INDIANAPOLIS — January is Human Trafficking Awareness Month, and although the thought is scary and something you might think could never happen to your family — officials here in Indiana say it's happening in every county across our state.
I sat down with a survivor who says she was trafficked at 11-years-old by her mom.
Genevieve Meyer told me she's speaking out now so other survivors can see there is hope on the other side of trauma and to show the world something like this can happen to anyone.
"The first time I was trafficked, I was 11. I was trafficked by family members I had a 37-year-old boyfriend," said Meyer. Her life story started in Southern California.
Although she was just 11-years-old, she believes she was the one putting a roof over her family's head.
"I definitely knew the adults were looking the other way, so I suspect that I might have paid the rent because the boyfriend that I had was the person that owned the house that we lived in," said Meyer.
She said that eventually, someone outside her family called the police, and the man was convicted and received four months in jail.
Meyer said after that school officials were keeping a closer eye on her, so her mom pulled her out, and her education stopped in the sixth grade.
Meyer said she tried to get away from her environment, and she was labeled as a runaway, bad kid, and case manager was assigned to check in on her.
"That didn't happen," said Meyer "and what happened instead was a 42-year-old man in the neighborhood found me attractive and began preying on me."
Instead of helping her, Meyer said her mom signed a so-called permission slip that made it legal for the adult man to marry a 15-year-old.
"So she signed over some kind of guardianship to this man and gave him me and this paperwork, and he took me from southern California in a recreational vehicle to all the way to Mississippi, and it was just the two of us, so I was alone with him, and he had complete access to whatever he liked," said Meyer.
Meyer was able to get away from her husband and fled to the other side of the country. She said she became pregnant and endured an uphill battle to protect her child and get a divorce.
Genevieve is now married, has her master's degree, and has a few more children.
She tells her story now to show how it can happen to anyone, and it could be in plain sight.
"I don't look the person who is normally trafficked. I definitely could have left it in my past and never talked about it but to bring that awareness that it could happen to anybody. No matter what your paycheck is, no matter what your education level is or what zip code you live in, it can absolutely happen to anybody," said Meyer.
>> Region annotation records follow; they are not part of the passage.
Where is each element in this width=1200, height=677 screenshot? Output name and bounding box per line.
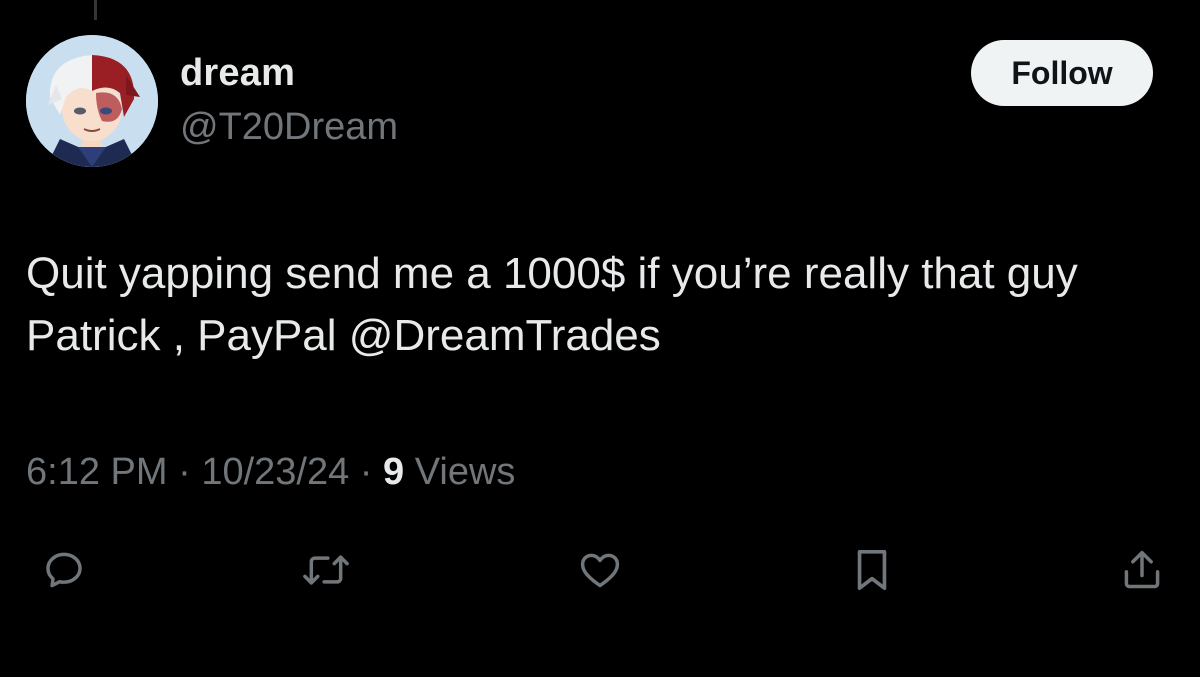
reply-icon — [46, 552, 82, 588]
thread-line — [94, 0, 97, 20]
tweet-date[interactable]: 10/23/24 — [201, 451, 349, 493]
tweet-meta: 6:12 PM · 10/23/24 · 9 Views — [26, 448, 515, 496]
user-handle[interactable]: @T20Dream — [180, 102, 398, 152]
reply-button[interactable] — [34, 540, 94, 600]
tweet: dream @T20Dream Follow Quit yapping send… — [0, 0, 1200, 677]
heart-icon — [580, 553, 620, 588]
display-name[interactable]: dream — [180, 48, 398, 98]
tweet-text: Quit yapping send me a 1000$ if you’re r… — [26, 249, 1078, 360]
share-icon — [1124, 550, 1160, 589]
meta-separator: · — [178, 451, 191, 493]
bookmark-button[interactable] — [842, 540, 902, 600]
views-count[interactable]: 9 — [383, 451, 404, 493]
author-info: dream @T20Dream — [180, 48, 398, 152]
follow-button[interactable]: Follow — [971, 40, 1153, 106]
share-button[interactable] — [1112, 540, 1172, 600]
views-label[interactable]: Views — [415, 451, 516, 493]
avatar[interactable] — [26, 35, 158, 167]
retweet-button[interactable] — [296, 540, 356, 600]
bookmark-icon — [857, 549, 887, 591]
tweet-time[interactable]: 6:12 PM — [26, 451, 168, 493]
meta-separator: · — [359, 451, 373, 493]
action-bar — [0, 540, 1200, 600]
like-button[interactable] — [570, 540, 630, 600]
retweet-icon — [303, 555, 349, 585]
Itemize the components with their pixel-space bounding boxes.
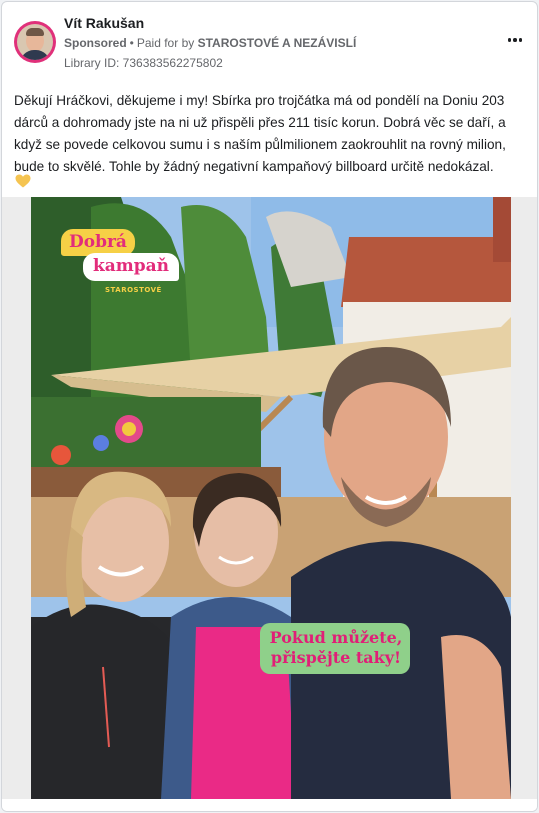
ad-photo[interactable]: Dobrá kampaň STAROSTOVÉ Pokud můžete, př… bbox=[31, 197, 511, 799]
sponsored-line: Sponsored • Paid for by STAROSTOVÉ A NEZÁV… bbox=[64, 36, 356, 50]
author-name[interactable]: Vít Rakušan bbox=[64, 15, 144, 31]
paid-for-by[interactable]: STAROSTOVÉ A NEZÁVISLÍ bbox=[198, 36, 357, 50]
library-id: Library ID: 736383562275802 bbox=[64, 56, 223, 70]
badge-brand-logo: STAROSTOVÉ bbox=[105, 286, 162, 294]
badge-kampan: kampaň bbox=[83, 253, 180, 281]
selfie-illustration bbox=[31, 197, 511, 799]
badge-dobra: Dobrá bbox=[61, 229, 135, 256]
card-footer-strip bbox=[2, 799, 537, 811]
cta-bubble: Pokud můžete, přispějte taky! bbox=[260, 623, 410, 674]
more-dot-icon bbox=[518, 38, 523, 42]
ad-card: Vít Rakušan Sponsored • Paid for by STAROS… bbox=[1, 1, 538, 812]
more-options-button[interactable] bbox=[503, 30, 527, 50]
post-text: Děkují Hráčkovi, děkujeme i my! Sbírka p… bbox=[14, 93, 506, 174]
more-dot-icon bbox=[507, 38, 512, 42]
paid-for-prefix: Paid for by bbox=[136, 36, 195, 50]
more-dot-icon bbox=[513, 38, 517, 42]
post-header: Vít Rakušan Sponsored • Paid for by STAROS… bbox=[14, 14, 527, 74]
yellow-heart-icon bbox=[15, 174, 31, 188]
separator-dot: • bbox=[129, 36, 134, 50]
avatar[interactable] bbox=[14, 21, 56, 63]
avatar-photo bbox=[17, 24, 53, 60]
sponsored-label: Sponsored bbox=[64, 36, 127, 50]
ad-media[interactable]: Dobrá kampaň STAROSTOVÉ Pokud můžete, př… bbox=[2, 197, 537, 799]
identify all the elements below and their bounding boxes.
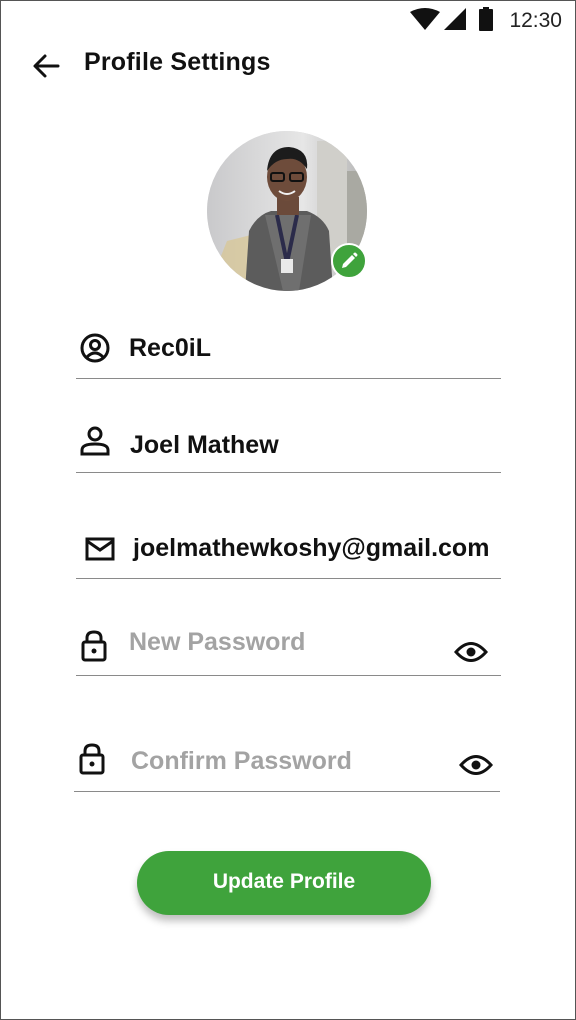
page-title: Profile Settings	[84, 48, 271, 76]
cellular-signal-icon	[444, 8, 466, 30]
lock-icon	[81, 630, 107, 662]
update-profile-button[interactable]: Update Profile	[137, 851, 431, 915]
confirm-password-input[interactable]: Confirm Password	[131, 747, 352, 776]
person-icon	[80, 426, 110, 456]
new-password-field[interactable]: New Password	[76, 618, 501, 676]
eye-icon[interactable]	[454, 641, 488, 663]
new-password-input[interactable]: New Password	[129, 628, 305, 657]
edit-photo-button[interactable]	[331, 243, 367, 279]
status-time: 12:30	[509, 9, 562, 32]
app-bar: Profile Settings	[0, 38, 576, 94]
eye-icon[interactable]	[459, 754, 493, 776]
email-value: joelmathewkoshy@gmail.com	[133, 534, 490, 562]
full-name-field[interactable]: Joel Mathew	[76, 420, 501, 473]
full-name-value: Joel Mathew	[130, 431, 279, 459]
username-value: Rec0iL	[129, 334, 211, 362]
lock-icon	[79, 743, 105, 775]
avatar-container	[207, 131, 367, 291]
confirm-password-field[interactable]: Confirm Password	[74, 735, 500, 792]
wifi-icon	[410, 8, 440, 30]
username-field[interactable]: Rec0iL	[76, 322, 501, 379]
email-field[interactable]: joelmathewkoshy@gmail.com	[76, 522, 501, 579]
arrow-back-icon[interactable]	[30, 50, 62, 82]
pencil-icon	[342, 252, 358, 268]
battery-icon	[479, 7, 493, 31]
status-bar: 12:30	[0, 0, 576, 38]
account-circle-icon	[80, 333, 110, 363]
mail-icon	[85, 537, 115, 561]
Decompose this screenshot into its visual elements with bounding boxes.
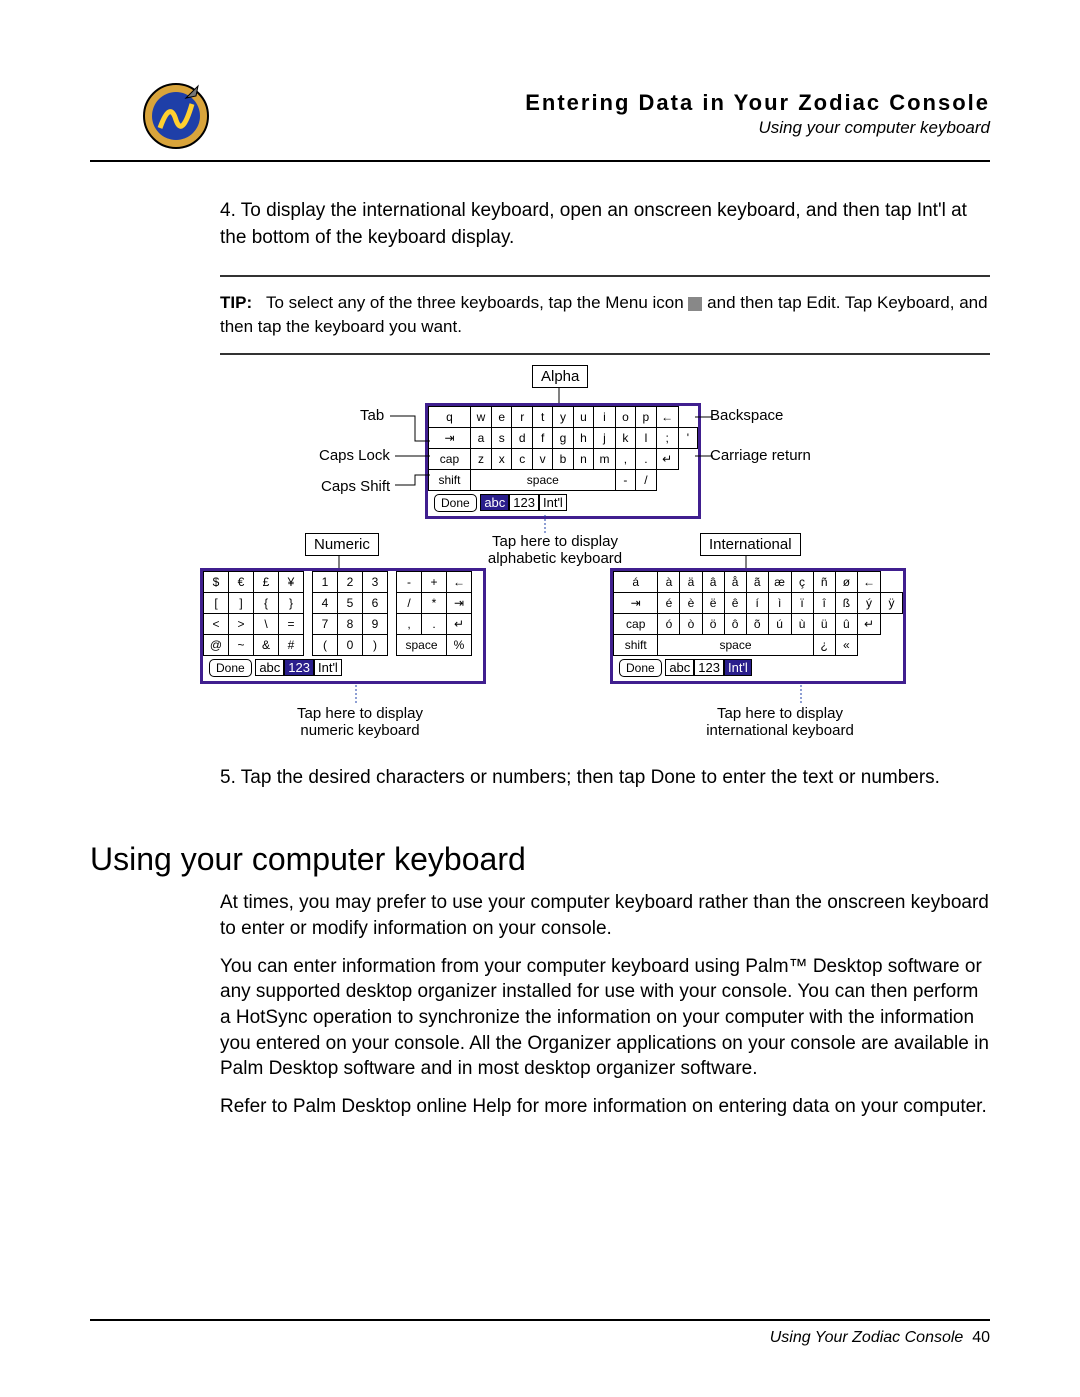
header-subtitle: Using your computer keyboard (758, 118, 990, 138)
tip-label: TIP: (220, 293, 252, 312)
footer-page: 40 (972, 1329, 990, 1346)
ann-capslock: Caps Lock (319, 447, 390, 464)
footer: Using Your Zodiac Console 40 (90, 1319, 990, 1347)
menu-icon (688, 297, 702, 311)
footer-text: Using Your Zodiac Console (770, 1329, 964, 1346)
intl-keyboard: áàäâåãæçñø←⇥éèëêíìïîßýÿcapóòöôõúùüû↵shif… (610, 568, 906, 684)
step-4: 4. To display the international keyboard… (220, 198, 990, 251)
alpha-label-box: Alpha (532, 365, 588, 388)
para-3: Refer to Palm Desktop online Help for mo… (220, 1094, 990, 1120)
ann-tap-intl: Tap here to display international keyboa… (680, 705, 880, 739)
para-2: You can enter information from your comp… (220, 954, 990, 1082)
step-5-text: Tap the desired characters or numbers; t… (241, 767, 940, 788)
tip-box: TIP: To select any of the three keyboard… (220, 275, 990, 355)
keyboard-diagram: Alpha qwertyuiop←⇥asdfghjkl;'capzxcvbnm,… (220, 365, 990, 765)
ann-backspace: Backspace (710, 407, 783, 424)
page-header: Entering Data in Your Zodiac Console Usi… (90, 80, 990, 162)
step-5: 5. Tap the desired characters or numbers… (220, 765, 990, 792)
numeric-keyboard: $€£¥123-+←[]{}456/*⇥<>\=789,.↵@~&#(0)spa… (200, 568, 486, 684)
alpha-keyboard: qwertyuiop←⇥asdfghjkl;'capzxcvbnm,.↵shif… (425, 403, 701, 519)
header-title: Entering Data in Your Zodiac Console (525, 90, 990, 116)
ann-tap-numeric: Tap here to display numeric keyboard (280, 705, 440, 739)
intl-label-box: International (700, 533, 801, 556)
zodiac-logo-icon (140, 80, 212, 157)
para-1: At times, you may prefer to use your com… (220, 890, 990, 941)
ann-tab: Tab (360, 407, 384, 424)
step-4-text: To display the international keyboard, o… (220, 200, 967, 248)
step-4-num: 4. (220, 200, 236, 221)
numeric-label-box: Numeric (305, 533, 379, 556)
ann-tap-alpha: Tap here to display alphabetic keyboard (480, 533, 630, 567)
section-title: Using your computer keyboard (90, 841, 990, 878)
ann-capsshift: Caps Shift (321, 478, 390, 495)
tip-text-1: To select any of the three keyboards, ta… (266, 293, 684, 312)
ann-carriage: Carriage return (710, 447, 811, 464)
step-5-num: 5. (220, 767, 236, 788)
Meyer is now working with lawmakers to get new laws passed in Indiana to make it harder for predators to prey on children. One of her bills will be discussed on the house floor Monday, January 27th.
While working on this story, I met another survivor, Eric Harris, who was also trafficked by his own mother at age 11 — who then passed him off to another man who began exploiting him.
"My mom moved in with these co-workers that was told to me and slowly but surely trafficker two or groomer two he saw the brokenness of the relationship, and he played on that vulnerability and that need for me to have the nuclear family," said Harris.
Harris said once the trust was built, the man began exploiting him to even more men. He was eventually able to escape, and now he's working on getting his education to become a social worker.
I spoke with Kate Kimer with the Indiana Coalition to End Sexual Assault and Human Trafficking. She said there are signs, especially for kids, when something terrible is happening to them at home. The main one and the easiest thing to see is if their behavior makes a drastic change. If straight a student starts acting up in class or sleeping or fighting, that's the time you should ask questions about what's going on.
She said when it comes to children, you shouldn't be afraid to call authorities it's better safe than sorry.
"You need to be less concerned about the adults that are harming kids and whether or not you might be wrong. If you're wrong, you're wrong they'll do the assessment, and they'll leave, and if you're not wrong, you may have accessed services for a child that's been going through nightmare you couldn't imagine," said Kimer.
Harris's advice to anyone who hears this story is to believe survivors. He said even if their story changes, believe them and take action. He added you should be thankful that survivor trusted you enough to tell you.